Today, students of Carleton University didn't have a great start to their week when they received an alert about an "active attacker" that was on the Carleton University campus. The alert was broadcasted to all Carleton student's devices around 1:40 PM on Monday afternoon and had students throughout the campus worried. Yet, the alert was actually sent by accident when the Carleton University was updating their emergency templates.
In a statement, the university apologized for the mistake that they had made, "The university profusely apologies for the error and the resulting upset that was caused. We can reassure you that everything is safe and under control,".

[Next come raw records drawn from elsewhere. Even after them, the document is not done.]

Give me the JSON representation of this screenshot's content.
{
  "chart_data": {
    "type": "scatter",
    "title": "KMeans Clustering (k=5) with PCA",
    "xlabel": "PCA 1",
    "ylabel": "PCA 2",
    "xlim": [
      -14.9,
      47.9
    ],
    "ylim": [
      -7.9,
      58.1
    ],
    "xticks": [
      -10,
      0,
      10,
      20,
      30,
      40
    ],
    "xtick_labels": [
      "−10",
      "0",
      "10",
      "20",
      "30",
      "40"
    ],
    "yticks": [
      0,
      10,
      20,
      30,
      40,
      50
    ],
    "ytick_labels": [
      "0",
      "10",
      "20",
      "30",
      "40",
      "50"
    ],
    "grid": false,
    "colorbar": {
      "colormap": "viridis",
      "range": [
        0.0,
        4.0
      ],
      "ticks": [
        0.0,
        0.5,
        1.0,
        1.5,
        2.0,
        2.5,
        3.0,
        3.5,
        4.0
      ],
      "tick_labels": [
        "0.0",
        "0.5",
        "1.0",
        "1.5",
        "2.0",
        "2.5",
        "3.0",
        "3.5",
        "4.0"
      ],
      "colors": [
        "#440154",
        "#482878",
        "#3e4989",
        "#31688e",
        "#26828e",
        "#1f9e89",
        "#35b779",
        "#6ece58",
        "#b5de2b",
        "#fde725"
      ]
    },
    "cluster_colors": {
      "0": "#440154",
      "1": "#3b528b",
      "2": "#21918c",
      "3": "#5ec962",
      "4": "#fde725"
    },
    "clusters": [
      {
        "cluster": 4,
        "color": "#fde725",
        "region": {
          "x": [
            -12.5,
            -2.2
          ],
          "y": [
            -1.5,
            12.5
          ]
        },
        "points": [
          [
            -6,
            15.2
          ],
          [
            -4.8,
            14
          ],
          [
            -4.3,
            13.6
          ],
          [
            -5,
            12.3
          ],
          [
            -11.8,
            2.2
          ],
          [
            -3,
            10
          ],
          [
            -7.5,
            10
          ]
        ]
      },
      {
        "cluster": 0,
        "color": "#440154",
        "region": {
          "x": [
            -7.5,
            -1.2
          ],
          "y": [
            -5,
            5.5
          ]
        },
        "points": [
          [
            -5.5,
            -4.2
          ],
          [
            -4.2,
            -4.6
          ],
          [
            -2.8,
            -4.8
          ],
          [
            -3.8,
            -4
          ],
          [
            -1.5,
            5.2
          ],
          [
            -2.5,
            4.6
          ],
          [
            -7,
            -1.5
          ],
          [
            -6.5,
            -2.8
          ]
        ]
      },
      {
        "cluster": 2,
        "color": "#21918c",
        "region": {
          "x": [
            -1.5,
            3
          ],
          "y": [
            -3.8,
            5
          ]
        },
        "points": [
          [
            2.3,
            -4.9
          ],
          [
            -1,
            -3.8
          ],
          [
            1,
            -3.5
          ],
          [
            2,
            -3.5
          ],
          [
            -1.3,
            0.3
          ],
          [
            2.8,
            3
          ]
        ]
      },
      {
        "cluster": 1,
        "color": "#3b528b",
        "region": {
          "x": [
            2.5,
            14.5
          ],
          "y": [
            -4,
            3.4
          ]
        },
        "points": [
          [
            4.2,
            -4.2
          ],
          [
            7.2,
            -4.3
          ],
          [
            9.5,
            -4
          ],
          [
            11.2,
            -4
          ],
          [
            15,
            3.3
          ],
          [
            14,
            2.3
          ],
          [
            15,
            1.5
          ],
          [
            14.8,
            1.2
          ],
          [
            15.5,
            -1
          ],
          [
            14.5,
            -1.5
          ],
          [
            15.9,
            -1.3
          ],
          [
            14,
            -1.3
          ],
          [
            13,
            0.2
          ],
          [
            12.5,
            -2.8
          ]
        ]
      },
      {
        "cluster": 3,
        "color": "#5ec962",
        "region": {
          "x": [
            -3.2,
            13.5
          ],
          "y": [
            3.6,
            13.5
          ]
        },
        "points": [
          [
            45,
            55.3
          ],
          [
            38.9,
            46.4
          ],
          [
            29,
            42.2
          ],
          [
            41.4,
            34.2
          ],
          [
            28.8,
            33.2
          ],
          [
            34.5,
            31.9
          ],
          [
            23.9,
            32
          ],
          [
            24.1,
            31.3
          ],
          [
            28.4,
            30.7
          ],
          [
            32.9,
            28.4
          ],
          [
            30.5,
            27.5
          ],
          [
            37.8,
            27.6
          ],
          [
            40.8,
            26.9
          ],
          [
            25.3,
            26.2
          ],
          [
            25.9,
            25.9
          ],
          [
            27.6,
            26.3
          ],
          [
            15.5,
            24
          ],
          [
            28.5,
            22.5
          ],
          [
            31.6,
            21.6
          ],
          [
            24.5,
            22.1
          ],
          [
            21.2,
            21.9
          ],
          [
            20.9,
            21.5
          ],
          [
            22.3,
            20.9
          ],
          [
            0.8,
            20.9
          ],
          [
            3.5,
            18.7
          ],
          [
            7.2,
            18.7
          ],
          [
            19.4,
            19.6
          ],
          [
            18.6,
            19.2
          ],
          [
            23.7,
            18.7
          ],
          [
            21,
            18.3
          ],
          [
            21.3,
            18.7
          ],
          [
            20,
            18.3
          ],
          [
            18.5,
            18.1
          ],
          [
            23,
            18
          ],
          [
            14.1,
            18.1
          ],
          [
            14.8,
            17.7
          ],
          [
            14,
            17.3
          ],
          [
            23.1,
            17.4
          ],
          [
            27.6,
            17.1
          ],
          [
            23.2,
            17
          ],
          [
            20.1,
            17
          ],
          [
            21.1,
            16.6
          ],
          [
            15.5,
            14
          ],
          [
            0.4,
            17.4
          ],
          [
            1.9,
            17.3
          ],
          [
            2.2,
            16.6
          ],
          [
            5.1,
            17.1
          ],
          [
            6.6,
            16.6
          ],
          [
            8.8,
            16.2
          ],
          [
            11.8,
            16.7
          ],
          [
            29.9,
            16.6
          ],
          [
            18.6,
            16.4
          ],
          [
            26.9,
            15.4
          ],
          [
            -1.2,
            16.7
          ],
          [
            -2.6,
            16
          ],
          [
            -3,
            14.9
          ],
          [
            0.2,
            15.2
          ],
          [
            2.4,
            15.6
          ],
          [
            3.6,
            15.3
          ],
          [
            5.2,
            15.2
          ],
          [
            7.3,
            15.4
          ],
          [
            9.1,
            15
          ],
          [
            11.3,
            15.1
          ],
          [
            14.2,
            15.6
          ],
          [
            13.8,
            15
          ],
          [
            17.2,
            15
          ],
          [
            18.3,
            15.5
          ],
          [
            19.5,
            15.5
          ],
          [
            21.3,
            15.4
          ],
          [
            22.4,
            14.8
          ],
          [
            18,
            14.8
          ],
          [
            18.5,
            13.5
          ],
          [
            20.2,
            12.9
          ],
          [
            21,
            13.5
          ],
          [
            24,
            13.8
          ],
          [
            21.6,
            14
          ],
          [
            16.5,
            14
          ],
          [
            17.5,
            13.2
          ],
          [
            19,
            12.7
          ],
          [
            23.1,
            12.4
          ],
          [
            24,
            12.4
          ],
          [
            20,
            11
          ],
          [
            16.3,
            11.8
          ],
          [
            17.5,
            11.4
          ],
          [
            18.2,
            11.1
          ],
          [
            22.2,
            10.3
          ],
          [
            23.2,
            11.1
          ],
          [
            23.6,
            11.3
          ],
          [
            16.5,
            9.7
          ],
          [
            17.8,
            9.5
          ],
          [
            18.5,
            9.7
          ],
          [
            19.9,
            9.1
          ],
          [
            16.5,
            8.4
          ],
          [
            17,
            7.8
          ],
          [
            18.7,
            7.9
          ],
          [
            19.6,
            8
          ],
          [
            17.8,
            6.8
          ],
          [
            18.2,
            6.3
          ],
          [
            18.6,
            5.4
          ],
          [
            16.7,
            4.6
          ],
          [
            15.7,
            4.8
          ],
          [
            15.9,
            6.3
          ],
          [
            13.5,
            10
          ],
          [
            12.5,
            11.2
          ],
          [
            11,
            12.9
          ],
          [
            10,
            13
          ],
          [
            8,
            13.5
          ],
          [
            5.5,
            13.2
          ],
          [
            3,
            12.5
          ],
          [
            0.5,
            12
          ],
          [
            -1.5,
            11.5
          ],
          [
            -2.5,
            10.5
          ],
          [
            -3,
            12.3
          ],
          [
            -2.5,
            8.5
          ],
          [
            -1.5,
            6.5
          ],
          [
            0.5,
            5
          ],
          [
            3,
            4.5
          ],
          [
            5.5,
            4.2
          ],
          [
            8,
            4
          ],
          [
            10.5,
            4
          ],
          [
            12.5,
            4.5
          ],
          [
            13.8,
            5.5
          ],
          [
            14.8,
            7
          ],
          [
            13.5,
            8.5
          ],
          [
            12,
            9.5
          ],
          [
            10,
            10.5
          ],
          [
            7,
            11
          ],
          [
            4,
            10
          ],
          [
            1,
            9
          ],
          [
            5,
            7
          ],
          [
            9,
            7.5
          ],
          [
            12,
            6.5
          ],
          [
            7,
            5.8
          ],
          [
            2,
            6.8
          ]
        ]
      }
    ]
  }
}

Now, of course, accidents happen but in a statement that the University released after assuring students that everything was fine the school said the message was actually sent by somebody who hit "the wrong computer key" while trying to update the emergency template.
Yet, the situation got even worse. Not only was the message sent because somebody hit the wrong button but due to a bug in the system, Carleton staff and students would be receiving this faulty alert for the next few hours.
The school has stated that they are looking into adding more steps to the process of sending out alerts to ensure that something similar to this issue does not happen again.
After the faulty alert was pushed out to the entire Carleton student body, a new message was sent out to tell students that the previous "active attacker" alert was sent in error. However, this message to clear up the mistake was sent 20 minutes after the original, and some students are claiming that they never even received it.
Many students were plagued with panic and confusion as Carleton University attempted to explain the situation.
During and after the situation students took to Twitter to express their concerns about the alert. A lot of students were poking fun at how badly Carleton University messed up, while others were concerned about how easy it was for a message to be sent out by mistake.
Carleton just gave an update on the ACCIDENTAL danger alert, and it turns out they literally “hit the wrong computer key”??? Is shit really that easy??— Rabieh (@RabiehRahal) January 28, 2019
*people who made the alert system interface at Carleton*: "Ah yeah, let's put the send button right beside the save button, that won't cause any issues."— Justin (@justinfwlr) January 28, 2019
*Campus Safety Tech Services, trying to fix and update the system*: "all done, just gonna save this...oh shit. OH SHIT."
only Carleton would send out a widespread alert of an active attacker on campus by accident lmao smh— Ju🦋 (@notur_jewel) January 28, 2019
Was the guy who sent out the false nuclear missile alert in Hawaii get hired by Carleton or what?— David Brynen (@DB_ajacied) January 28, 2019
Students also noted how poorly the alert message was written, "Carleton Saftey advised of an active attacker(s) on campus. Please remain calm; take safe action (shelter or evacuate)". Students noted how the message was very vague on what to do during the situation and if the situation was real students would not have had any idea on what to actually do.
Multiple students also complained that although they received the active attacker alert, they never actually received the false alarm alert. While other students complained that they didn't even receive the initial message in the first place.
Carleton sent out a (fake) active shooter email alert and pretty much ended it with “do what you want with this information 😊”— Jon May (@JonnyMay77) January 28, 2019
So while “Updating emergency templates” a FALSE alert about an attacker at @Carleton_U was sent out to SOME students. Not all, SOME. This caused widespread panic and took 20 minutes for a false alarm call from the university to be made.— Thomas Williams (@TJKing905) January 28, 2019
The Carleton alert basically said be cool and do you dude #CarletonU— Abby Salvatore 🦋 (@abby_salvatoree) January 28, 2019
All in all, students and staff of Carleton University had a scare this morning that they really didn't need.